You'd be better off lazily generating the regexp in that case and building the backreferences internally - you can design the API to throw on execution if you have a backreference without a corresponding capture.

Yeah probably. The current API has this neat property that it is "RegExp in, RegExp out", benefitting from the validation offered by the RegExp() constructor (so I know that there are no structural loose ends). The values returned by the combinators are also necessarily valid, so I guess I could use thunks with a .toRegExp() method, even though I lose in immediacy, which is an important property for me when prototyping.

Another drawback of the current strictness (which doesn't affect me in this case, but will bite people) is that packages like are made obsolete by the u flag, since you can't escape ] or - out of charsets, and the other special characters within a char set...

Edit: pinging @mathiasbynens who was pretty active on the unicode RegExp front.

Edit again: I just ran into the Lone quantifier bracket issue now. The new rules don't make any sense to me. You're being incredibly uptight about not escaping things that don't need to be, then you introduce a new, arbitrarily mandatory escape sequence. ... OTOH /[-[-]/u still works fine.
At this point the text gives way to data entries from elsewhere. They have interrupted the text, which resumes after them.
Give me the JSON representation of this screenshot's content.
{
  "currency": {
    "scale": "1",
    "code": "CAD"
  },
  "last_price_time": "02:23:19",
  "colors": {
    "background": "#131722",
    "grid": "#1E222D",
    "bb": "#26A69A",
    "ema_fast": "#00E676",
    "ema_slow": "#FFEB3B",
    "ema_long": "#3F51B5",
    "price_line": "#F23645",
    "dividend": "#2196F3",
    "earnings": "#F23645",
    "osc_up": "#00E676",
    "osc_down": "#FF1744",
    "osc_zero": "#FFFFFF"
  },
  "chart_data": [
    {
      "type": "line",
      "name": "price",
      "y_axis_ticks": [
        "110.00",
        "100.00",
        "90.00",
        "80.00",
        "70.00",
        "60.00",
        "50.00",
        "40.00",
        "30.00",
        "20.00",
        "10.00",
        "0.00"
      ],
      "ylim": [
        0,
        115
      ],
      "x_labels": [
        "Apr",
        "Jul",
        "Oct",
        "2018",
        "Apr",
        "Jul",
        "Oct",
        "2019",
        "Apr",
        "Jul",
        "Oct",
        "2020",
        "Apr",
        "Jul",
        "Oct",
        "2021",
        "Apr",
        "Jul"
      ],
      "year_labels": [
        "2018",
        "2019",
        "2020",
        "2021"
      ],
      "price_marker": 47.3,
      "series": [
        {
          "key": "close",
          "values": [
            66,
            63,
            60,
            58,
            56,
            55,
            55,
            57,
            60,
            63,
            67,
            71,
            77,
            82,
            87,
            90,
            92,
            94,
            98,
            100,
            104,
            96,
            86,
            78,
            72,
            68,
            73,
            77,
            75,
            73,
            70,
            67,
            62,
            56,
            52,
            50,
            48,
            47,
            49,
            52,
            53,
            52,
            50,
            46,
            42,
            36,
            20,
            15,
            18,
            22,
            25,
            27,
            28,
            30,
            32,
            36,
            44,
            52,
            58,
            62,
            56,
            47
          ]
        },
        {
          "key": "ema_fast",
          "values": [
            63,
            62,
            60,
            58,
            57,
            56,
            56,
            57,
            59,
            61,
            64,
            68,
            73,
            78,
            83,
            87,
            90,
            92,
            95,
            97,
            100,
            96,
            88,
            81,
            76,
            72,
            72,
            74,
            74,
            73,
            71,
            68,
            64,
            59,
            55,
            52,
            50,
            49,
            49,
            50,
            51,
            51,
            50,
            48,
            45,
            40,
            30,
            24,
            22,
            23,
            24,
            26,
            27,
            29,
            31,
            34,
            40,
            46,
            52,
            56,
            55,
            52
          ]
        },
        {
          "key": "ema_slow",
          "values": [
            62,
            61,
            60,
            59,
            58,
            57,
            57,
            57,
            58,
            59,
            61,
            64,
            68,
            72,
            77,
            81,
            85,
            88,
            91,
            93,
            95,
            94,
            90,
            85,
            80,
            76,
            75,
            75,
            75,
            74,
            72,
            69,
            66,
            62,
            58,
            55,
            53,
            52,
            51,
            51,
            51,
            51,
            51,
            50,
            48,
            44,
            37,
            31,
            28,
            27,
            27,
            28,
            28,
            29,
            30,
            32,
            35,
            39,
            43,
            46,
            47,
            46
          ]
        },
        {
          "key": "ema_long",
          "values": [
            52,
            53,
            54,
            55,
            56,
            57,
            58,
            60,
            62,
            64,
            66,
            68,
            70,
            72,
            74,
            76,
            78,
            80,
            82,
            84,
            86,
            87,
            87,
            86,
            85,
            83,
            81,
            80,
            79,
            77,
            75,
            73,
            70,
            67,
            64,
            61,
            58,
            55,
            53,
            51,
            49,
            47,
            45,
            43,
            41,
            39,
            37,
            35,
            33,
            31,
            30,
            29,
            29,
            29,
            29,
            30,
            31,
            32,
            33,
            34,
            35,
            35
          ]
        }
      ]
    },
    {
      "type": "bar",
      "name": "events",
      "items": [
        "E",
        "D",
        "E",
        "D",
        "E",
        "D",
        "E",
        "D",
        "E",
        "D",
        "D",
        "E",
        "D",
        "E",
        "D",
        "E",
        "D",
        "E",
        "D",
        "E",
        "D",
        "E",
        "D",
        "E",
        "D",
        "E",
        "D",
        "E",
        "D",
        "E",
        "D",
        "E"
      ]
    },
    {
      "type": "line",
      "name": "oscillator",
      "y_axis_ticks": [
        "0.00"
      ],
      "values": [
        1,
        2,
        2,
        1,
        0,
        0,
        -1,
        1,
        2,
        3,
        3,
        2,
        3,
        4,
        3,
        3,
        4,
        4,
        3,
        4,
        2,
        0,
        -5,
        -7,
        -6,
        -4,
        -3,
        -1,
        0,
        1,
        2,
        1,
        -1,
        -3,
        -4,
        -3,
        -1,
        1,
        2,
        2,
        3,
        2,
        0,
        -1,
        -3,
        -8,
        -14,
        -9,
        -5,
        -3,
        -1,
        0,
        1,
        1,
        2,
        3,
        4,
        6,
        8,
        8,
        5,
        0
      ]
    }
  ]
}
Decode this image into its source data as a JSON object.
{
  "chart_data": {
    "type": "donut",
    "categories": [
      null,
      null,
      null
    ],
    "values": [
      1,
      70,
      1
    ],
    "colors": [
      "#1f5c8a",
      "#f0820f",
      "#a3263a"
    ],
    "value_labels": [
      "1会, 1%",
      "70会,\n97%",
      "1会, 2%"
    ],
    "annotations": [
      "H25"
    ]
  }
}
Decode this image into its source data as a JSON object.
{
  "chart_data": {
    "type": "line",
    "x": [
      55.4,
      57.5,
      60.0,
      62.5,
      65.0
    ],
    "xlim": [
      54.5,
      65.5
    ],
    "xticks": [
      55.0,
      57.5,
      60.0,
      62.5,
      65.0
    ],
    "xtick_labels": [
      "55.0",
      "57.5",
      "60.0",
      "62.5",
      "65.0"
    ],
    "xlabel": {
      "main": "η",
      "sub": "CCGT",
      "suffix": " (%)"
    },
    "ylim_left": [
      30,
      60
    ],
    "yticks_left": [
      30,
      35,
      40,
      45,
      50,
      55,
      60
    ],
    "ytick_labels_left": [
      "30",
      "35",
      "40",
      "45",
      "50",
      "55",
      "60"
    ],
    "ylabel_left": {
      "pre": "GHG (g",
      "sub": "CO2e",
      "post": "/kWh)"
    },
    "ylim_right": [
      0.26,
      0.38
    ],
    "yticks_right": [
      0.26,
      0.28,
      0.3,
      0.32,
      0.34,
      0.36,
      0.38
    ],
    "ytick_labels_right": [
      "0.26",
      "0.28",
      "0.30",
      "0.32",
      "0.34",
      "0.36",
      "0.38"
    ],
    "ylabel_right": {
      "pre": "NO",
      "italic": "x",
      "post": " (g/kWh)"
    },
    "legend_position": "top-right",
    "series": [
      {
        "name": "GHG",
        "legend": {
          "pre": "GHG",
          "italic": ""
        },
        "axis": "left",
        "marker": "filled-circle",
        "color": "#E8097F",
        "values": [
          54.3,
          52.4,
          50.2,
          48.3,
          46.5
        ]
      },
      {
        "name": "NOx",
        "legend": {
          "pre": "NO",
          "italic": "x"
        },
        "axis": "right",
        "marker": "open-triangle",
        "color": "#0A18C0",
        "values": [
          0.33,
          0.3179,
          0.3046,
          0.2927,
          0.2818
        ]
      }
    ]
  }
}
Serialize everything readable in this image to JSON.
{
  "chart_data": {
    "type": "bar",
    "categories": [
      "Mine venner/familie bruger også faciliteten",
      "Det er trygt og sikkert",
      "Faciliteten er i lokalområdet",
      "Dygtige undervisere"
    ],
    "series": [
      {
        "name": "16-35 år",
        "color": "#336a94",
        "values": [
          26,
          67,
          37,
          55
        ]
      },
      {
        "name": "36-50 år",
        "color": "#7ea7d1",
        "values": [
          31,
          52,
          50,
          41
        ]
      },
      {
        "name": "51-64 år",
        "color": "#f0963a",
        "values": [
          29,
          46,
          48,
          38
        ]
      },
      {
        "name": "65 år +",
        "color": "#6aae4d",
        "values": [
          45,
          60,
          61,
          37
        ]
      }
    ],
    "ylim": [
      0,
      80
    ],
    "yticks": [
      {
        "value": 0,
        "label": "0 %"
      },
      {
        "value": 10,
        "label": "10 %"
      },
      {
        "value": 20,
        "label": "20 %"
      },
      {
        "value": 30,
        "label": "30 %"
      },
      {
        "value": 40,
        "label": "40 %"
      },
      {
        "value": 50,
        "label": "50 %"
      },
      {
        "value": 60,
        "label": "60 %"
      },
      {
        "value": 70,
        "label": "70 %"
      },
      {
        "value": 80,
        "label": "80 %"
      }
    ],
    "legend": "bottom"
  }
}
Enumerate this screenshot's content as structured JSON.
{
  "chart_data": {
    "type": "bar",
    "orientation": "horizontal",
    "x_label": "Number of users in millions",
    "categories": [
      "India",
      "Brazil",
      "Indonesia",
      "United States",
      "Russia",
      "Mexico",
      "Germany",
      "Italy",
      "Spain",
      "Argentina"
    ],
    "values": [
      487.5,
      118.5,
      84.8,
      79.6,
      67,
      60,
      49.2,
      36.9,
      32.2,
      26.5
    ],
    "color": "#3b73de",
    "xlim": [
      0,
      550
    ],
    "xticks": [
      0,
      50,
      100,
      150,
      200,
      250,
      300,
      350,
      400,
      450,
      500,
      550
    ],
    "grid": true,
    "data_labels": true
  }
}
Edited, hopefully one last time: I know that they are intended as ergonomic improvements, but I'm afraid the new rules make handling escaping more complex in practice. The rules before were

  • you can escape whatever you like
  • but you don't have to unless it is necessary for semantics reasons, with the exception of \).

Now it is

  • you must have perfect knowledge of the JS RegExp syntax to know what to escape
  • you can only escape when strictly necessary
  • except for unmatched parentheses, backets and braces outside character classes

So now you need expert level knowledge of the syntax of the JS dialect to start using them.

The new rules (with the exception of the alphabetic escape sequences which are necessary for forwards compatibility) make RegExps even less approachable for occasional (i.e. most) users.